I Will Destroy You: Poems
You pick it up. The cover reads I Will Destroy You: Poems, Nick Flynn. There is a forest nymph dancing with a bear. Cool, you think.
No. Not cool. Not cool at all. Instead, these scenes, these written feelings that are, some might say, the opposite of cool: shame, fear, sadness, a memory pops up, there’s regret, and more of it the more you read, also pain, lots of it. Why? You’re not the addict/drunk/louse on his/her last hallucinogenic hit narrating these pages with the lucidity of those who’ve lost their sanity.
But, see, that is what Nick Flynn does. He makes you an accomplice, shows you how bad you could have been (were?), each confessional poem uniting you, the reader, with the voice doing the confessing, until all that has happened to him could’ve just as easily happened to you, his crimes are your crimes now, and for each of these first-person, relatively short poems, a different incarnation of repentance cries for help, the plea directed at a created character, a savior (is it you?), the language faux-hopeless, the narrator, acting, as if he barely cared, while graphically (and beautifully) surrendering through verse and imagery all that he had been hiding.
Here’s the book’s opening poem, appropriately titled, “Confessional”:
“I admit you haven't heard from me
in a while. In me there’s a little liar.
And a little thief. And a little whore.
Forgive me—while writing these words
I was lost in a trance... the sky wild
blue, fruit trees jeweled with ice . . . if not
for what I promised, I wouldn't be here
at all. You were with me when I found that
box in the basement—opening it was like
entering a room and having (at last!) someone else
breath for me. No one, as you know,
sets out to lose their mind. This poem began
as a secret—not from you, I didn't know you
then. Now it wears its shame like a halo.
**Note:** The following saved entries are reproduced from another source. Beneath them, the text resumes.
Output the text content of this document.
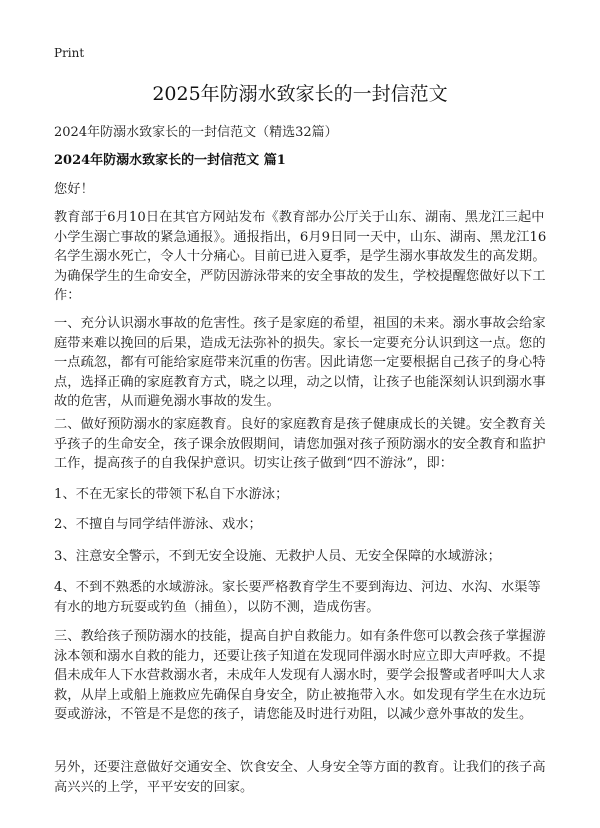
Print
2025年防溺水致家长的一封信范文
2024年防溺水致家长的一封信范文（精选32篇）
2024年防溺水致家长的一封信范文 篇1

您好！

教育部于6月10日在其官方网站发布《教育部办公厅关于山东、湖南、黑龙江三起中小学生溺亡事故的紧急通报》。通报指出，6月9日同一天中，山东、湖南、黑龙江16名学生溺水死亡，令人十分痛心。目前已进入夏季，是学生溺水事故发生的高发期。为确保学生的生命安全，严防因游泳带来的安全事故的发生，学校提醒您做好以下工作：

一、充分认识溺水事故的危害性。孩子是家庭的希望，祖国的未来。溺水事故会给家庭带来难以挽回的后果，造成无法弥补的损失。家长一定要充分认识到这一点。您的一点疏忽，都有可能给家庭带来沉重的伤害。因此请您一定要根据自己孩子的身心特点，选择正确的家庭教育方式，晓之以理，动之以情，让孩子也能深刻认识到溺水事故的危害，从而避免溺水事故的发生。

二、做好预防溺水的家庭教育。良好的家庭教育是孩子健康成长的关键。安全教育关乎孩子的生命安全，孩子课余放假期间，请您加强对孩子预防溺水的安全教育和监护工作，提高孩子的自我保护意识。切实让孩子做到“四不游泳”，即：

1、不在无家长的带领下私自下水游泳；

2、不擅自与同学结伴游泳、戏水；

3、注意安全警示，不到无安全设施、无救护人员、无安全保障的水域游泳；

4、不到不熟悉的水域游泳。家长要严格教育学生不要到海边、河边、水沟、水渠等有水的地方玩耍或钓鱼（捕鱼），以防不测，造成伤害。

三、教给孩子预防溺水的技能，提高自护自救能力。如有条件您可以教会孩子掌握游泳本领和溺水自救的能力，还要让孩子知道在发现同伴溺水时应立即大声呼救。不提倡未成年人下水营救溺水者，未成年人发现有人溺水时，要学会报警或者呼叫大人求救，从岸上或船上施救应先确保自身安全，防止被拖带入水。如发现有学生在水边玩耍或游泳，不管是不是您的孩子，请您能及时进行劝阻，以减少意外事故的发生。

另外，还要注意做好交通安全、饮食安全、人身安全等方面的教育。让我们的孩子高高兴兴的上学，平平安安的回家。
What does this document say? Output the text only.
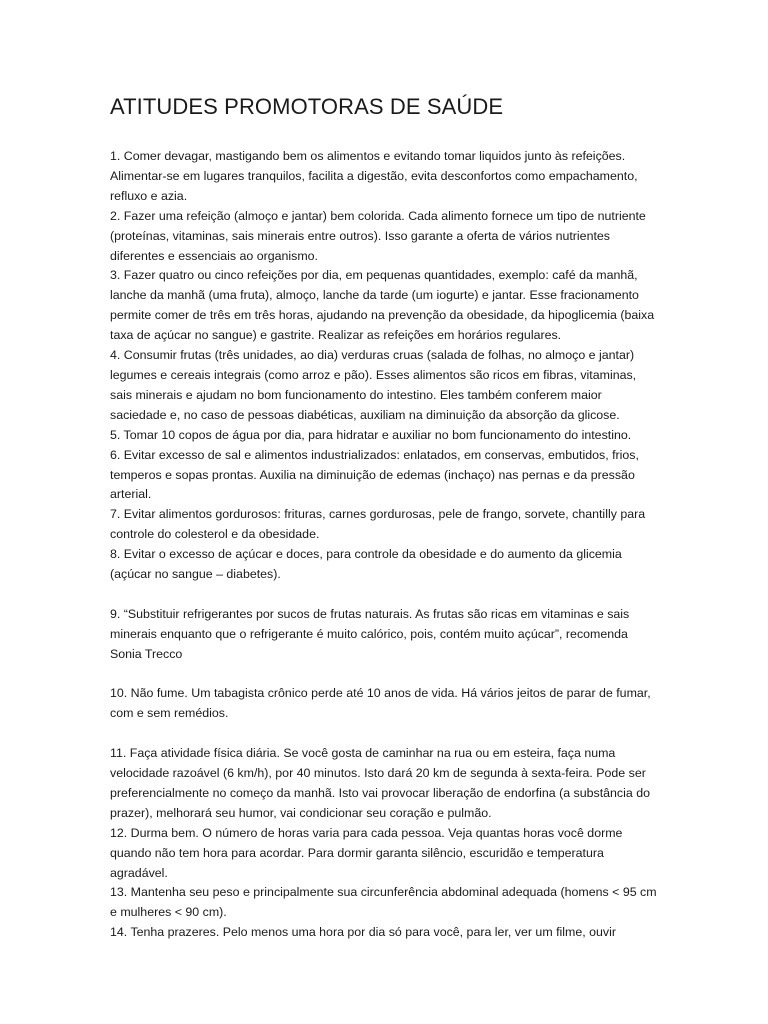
ATITUDES PROMOTORAS DE SAÚDE

1. Comer devagar, mastigando bem os alimentos e evitando tomar liquidos junto às refeições. Alimentar-se em lugares tranquilos, facilita a digestão, evita desconfortos como empachamento, refluxo e azia.

2. Fazer uma refeição (almoço e jantar) bem colorida. Cada alimento fornece um tipo de nutriente (proteínas, vitaminas, sais minerais entre outros). Isso garante a oferta de vários nutrientes diferentes e essenciais ao organismo.

3. Fazer quatro ou cinco refeições por dia, em pequenas quantidades, exemplo: café da manhã, lanche da manhã (uma fruta), almoço, lanche da tarde (um iogurte) e jantar. Esse fracionamento permite comer de três em três horas, ajudando na prevenção da obesidade, da hipoglicemia (baixa taxa de açúcar no sangue) e gastrite. Realizar as refeições em horários regulares.

4. Consumir frutas (três unidades, ao dia) verduras cruas (salada de folhas, no almoço e jantar) legumes e cereais integrais (como arroz e pão). Esses alimentos são ricos em fibras, vitaminas, sais minerais e ajudam no bom funcionamento do intestino. Eles também conferem maior saciedade e, no caso de pessoas diabéticas, auxiliam na diminuição da absorção da glicose.

5. Tomar 10 copos de água por dia, para hidratar e auxiliar no bom funcionamento do intestino.

6. Evitar excesso de sal e alimentos industrializados: enlatados, em conservas, embutidos, frios, temperos e sopas prontas. Auxilia na diminuição de edemas (inchaço) nas pernas e da pressão arterial.

7. Evitar alimentos gordurosos: frituras, carnes gordurosas, pele de frango, sorvete, chantilly para controle do colesterol e da obesidade.

8. Evitar o excesso de açúcar e doces, para controle da obesidade e do aumento da glicemia (açúcar no sangue – diabetes).

9. “Substituir refrigerantes por sucos de frutas naturais. As frutas são ricas em vitaminas e sais minerais enquanto que o refrigerante é muito calórico, pois, contém muito açúcar”, recomenda Sonia Trecco

10. Não fume. Um tabagista crônico perde até 10 anos de vida. Há vários jeitos de parar de fumar, com e sem remédios.

11. Faça atividade física diária. Se você gosta de caminhar na rua ou em esteira, faça numa velocidade razoável (6 km/h), por 40 minutos. Isto dará 20 km de segunda à sexta-feira. Pode ser preferencialmente no começo da manhã. Isto vai provocar liberação de endorfina (a substância do prazer), melhorará seu humor, vai condicionar seu coração e pulmão.

12. Durma bem. O número de horas varia para cada pessoa. Veja quantas horas você dorme quando não tem hora para acordar. Para dormir garanta silêncio, escuridão e temperatura agradável.

13. Mantenha seu peso e principalmente sua circunferência abdominal adequada (homens < 95 cm e mulheres < 90 cm).

14. Tenha prazeres. Pelo menos uma hora por dia só para você, para ler, ver um filme, ouvir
Please, take it, rip it up, put it in your glass.
We can watch it dissolve.”
This is not out of character for Flynn, neither the theme, nor the skill for the macro-raw EMO of “please, one more chance.” In his work, life is a tightrope on which demons walk naked at night, every one of us a potential acrobat in the nude, addicted, compulsive, and dangerous.
I Will Destroy You is a two-way conversation (late-night confession?) between you, the reader, and the junkie, the drunk, the oblivious person who doesn’t want to die and, so, shares his darkness in hopes you will save him, perhaps realize this is as much about you as it is about him, his title’s threat of death, that he would destroy you, lurking in every page, as in these lines from the poem, “Balcony”:
“balcony . . . he knew that once
he’d had his first drink, not right
away but eventually—soon—he'd
blackout & he worried he’d try
to fly again. Couch. Table. Chair.
Bookcase. For years he dragged
his furniture, every night as the sun
went away & in the morning he
put it all back in place, never con-
sidering, not once, that maybe,
he should stop. The one promise I
can make is that I'm staying
even though what knocks on our
door at night has at its heart only
my getting lost, even though
some part of it wants me dead,
which is why I feed it with a stick.”
In the vein of true confessional poetry, the redemption is in the telling of a thorough hell in terms intimate and disgraceful, in the confessing with skill, Flynn, a master of the line break to render flow and layers of meaning, makes you hang on, because the one promise I can make is that I'm staying . . .
And isn’t that the ultimate thing about lovely addicts/drunk/louses? They promise to be better, to stay, each promise, a poem, but also, possibly, a destruction.
(You close the book. It wasn’t a nymph, just an innocent, a good, little girl, still. She dances with the bear that is really a man, who, tipsy, poses, happy to hide inside the dark, furry costume.)